D 二聚体是交联纤维蛋白经纤溶酶水解产生的特异性降解产物。当其低于 cut-off 值时,提示机体没有血栓溶解,而升高时则说明体内处于高凝状态及继发性纤溶活性增强。简单点讲就是体内存在血栓时,血栓的纤维蛋白溶解,D-二聚体便会升高。因此对疑似 PTE 的诊断非常关键,可作为早期筛查指标。其优点为敏感性可达 92%~100% [1],缺点为特异性差,恶性肿瘤、炎症、出血、创伤、手术、妊娠等均会导致假阳性。
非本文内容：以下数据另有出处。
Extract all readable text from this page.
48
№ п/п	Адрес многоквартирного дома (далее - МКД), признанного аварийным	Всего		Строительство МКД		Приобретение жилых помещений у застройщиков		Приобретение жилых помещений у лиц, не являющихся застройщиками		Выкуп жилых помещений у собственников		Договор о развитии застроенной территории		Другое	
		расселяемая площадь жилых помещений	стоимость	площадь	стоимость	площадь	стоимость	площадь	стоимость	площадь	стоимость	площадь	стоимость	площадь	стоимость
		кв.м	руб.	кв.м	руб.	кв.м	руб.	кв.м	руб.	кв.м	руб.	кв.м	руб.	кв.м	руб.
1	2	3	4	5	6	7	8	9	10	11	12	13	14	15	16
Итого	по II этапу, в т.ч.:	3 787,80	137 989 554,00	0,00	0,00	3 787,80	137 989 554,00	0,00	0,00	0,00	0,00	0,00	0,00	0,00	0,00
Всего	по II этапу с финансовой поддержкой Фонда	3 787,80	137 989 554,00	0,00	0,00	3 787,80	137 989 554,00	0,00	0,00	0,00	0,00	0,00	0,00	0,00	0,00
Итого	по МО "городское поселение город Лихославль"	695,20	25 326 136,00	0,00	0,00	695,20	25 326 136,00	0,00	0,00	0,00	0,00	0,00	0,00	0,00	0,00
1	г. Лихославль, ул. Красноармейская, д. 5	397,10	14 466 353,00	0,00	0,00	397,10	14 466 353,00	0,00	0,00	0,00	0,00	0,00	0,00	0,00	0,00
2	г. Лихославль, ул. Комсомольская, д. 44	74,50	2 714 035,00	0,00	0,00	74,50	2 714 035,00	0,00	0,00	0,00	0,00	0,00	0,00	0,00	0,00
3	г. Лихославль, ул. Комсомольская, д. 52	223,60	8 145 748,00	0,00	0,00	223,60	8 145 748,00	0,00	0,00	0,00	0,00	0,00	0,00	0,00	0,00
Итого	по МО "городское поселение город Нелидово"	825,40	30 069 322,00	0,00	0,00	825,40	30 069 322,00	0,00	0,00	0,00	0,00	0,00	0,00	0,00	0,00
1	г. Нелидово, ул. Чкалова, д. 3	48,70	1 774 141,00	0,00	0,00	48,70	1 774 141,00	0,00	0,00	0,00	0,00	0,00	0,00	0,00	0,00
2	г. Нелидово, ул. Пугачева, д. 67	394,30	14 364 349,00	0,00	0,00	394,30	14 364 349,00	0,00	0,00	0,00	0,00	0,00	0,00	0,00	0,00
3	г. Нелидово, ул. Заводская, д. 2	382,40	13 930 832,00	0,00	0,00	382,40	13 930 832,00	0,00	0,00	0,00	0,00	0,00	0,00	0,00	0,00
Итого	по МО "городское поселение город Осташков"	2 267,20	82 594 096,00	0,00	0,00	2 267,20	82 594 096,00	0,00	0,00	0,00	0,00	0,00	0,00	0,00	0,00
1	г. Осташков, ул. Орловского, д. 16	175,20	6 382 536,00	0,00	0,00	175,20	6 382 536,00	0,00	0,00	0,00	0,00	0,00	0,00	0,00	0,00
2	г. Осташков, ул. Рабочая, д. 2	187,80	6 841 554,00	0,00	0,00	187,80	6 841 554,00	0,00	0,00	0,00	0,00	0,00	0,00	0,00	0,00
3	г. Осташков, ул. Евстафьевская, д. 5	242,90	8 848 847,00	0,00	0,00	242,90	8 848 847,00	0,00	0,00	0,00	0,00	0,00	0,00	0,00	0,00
因而,阳性不能用于确诊,但阴性预测值超过 98%[2]

PTE 症状和体征往往是非特异性的,尤其是存在昏迷、气管插管、镇痛镇静等临床情况时可进一步增加诊断难度。临床上常利用 D-二聚体对疑诊 PTE 患者进行快速筛查,但鉴于其局限性,为提高诊断效能常需联合临床可能性评估工具。

目前常被使用的临床可能性评估工具为简化 Wells 评分/修订版 Geneva 评分(下图)。当对疑似患者进行临床可能性评估时,如临床可能性评估为低度,且 D-二聚体为阴性者则可初步排除 PTE,阳性者则应进一步行 CT 肺动脉造影,如临床可能性评估为高度,则直接行 CT 肺动脉造影。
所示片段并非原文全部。